One of the models the committee plans to explore is a proposal by Kyle McEntee, a third-year student at Vanderbilt University, who suggests schools might get more candid information from graduates if they asked about employers and salaries separately. While Polden said he agrees with the aim of this proposal, he wonders if it may be too complicated.

The association says it is also looking into changing the way it accredits new schools, in response to criticism that a proliferation of institutions is adding to the oversupply of lawyers and diluting the quality of the legal education system. Since the start of the decade, 18 new schools have received accreditation, adding to the existing 182 and helping swell the ranks of enrollment by 20,000 students.

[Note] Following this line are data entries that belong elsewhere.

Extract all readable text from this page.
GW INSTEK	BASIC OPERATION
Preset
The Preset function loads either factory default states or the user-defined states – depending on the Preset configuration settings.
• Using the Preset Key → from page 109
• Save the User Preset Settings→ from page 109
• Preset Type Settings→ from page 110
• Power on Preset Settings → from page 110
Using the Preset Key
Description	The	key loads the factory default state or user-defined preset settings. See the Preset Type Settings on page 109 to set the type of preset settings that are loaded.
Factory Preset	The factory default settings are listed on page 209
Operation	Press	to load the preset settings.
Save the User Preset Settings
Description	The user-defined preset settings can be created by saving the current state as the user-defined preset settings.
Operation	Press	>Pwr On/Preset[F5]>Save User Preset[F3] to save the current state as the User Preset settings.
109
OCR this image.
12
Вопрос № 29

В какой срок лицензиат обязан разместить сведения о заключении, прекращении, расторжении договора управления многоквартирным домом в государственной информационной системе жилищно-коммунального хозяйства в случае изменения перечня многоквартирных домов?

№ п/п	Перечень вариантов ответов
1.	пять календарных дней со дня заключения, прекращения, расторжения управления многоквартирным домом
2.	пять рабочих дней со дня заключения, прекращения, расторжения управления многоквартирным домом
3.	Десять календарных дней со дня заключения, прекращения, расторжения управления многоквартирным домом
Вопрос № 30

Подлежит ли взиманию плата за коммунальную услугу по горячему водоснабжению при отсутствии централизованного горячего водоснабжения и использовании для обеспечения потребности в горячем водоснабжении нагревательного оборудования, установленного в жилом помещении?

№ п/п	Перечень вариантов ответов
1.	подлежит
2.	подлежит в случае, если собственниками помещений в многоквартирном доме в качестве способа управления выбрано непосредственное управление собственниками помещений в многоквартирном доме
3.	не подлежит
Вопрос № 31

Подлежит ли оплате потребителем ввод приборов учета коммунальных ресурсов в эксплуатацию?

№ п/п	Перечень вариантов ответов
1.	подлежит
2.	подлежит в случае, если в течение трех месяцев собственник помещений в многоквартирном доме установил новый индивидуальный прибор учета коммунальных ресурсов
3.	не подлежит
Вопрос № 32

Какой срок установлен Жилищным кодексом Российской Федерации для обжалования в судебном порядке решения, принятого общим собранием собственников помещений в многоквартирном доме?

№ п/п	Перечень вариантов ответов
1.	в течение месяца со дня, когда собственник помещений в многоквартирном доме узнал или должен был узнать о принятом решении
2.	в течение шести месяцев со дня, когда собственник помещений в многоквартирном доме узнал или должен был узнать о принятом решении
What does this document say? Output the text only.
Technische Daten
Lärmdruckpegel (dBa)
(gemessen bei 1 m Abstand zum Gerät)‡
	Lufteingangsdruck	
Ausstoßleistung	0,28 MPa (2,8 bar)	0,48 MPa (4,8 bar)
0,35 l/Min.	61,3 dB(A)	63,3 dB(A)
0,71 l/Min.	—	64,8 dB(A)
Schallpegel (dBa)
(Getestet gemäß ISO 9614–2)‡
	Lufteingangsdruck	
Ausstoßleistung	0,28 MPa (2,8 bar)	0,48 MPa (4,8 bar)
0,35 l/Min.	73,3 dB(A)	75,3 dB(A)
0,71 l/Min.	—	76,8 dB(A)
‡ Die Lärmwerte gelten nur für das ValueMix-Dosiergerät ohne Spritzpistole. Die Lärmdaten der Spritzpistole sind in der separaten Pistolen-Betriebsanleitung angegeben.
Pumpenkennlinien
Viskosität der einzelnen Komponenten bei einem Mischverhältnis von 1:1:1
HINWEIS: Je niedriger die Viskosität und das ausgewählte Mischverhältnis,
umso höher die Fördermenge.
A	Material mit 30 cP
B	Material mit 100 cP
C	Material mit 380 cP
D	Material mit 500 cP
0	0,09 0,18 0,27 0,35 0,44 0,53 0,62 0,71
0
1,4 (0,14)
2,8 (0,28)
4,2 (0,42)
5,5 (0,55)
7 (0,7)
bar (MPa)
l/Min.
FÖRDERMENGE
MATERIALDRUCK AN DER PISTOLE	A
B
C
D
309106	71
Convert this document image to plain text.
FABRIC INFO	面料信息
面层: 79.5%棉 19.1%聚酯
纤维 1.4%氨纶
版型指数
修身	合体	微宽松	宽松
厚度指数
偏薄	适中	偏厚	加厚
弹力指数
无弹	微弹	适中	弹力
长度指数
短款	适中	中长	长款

"The whole thing is being scrubbed, as they say, and being looked at," Polden said.Other law students, though, say the problem is not so much with the law schools as it is with applicants’ big-dollar dreams."

It just comes down to managing your expectations," said Carl Archer, 27, who graduated from Rutgers School of Law-Camden in 2008 and just last month found a permanent job.

Archer, who racked up $60,000 in student debt, says life after law school has not been easy. He survived by taking a one-year clerkship, collecting unemployment and even opening his own law firm for a few months.But through it all, he and his wife, who was also unemployed, were able to pay their rent and bills, and he said his optimism eventually paid off.

"Listen, I’m a happy person," he said. "If things are a challenge, it’s okay. You deal with it."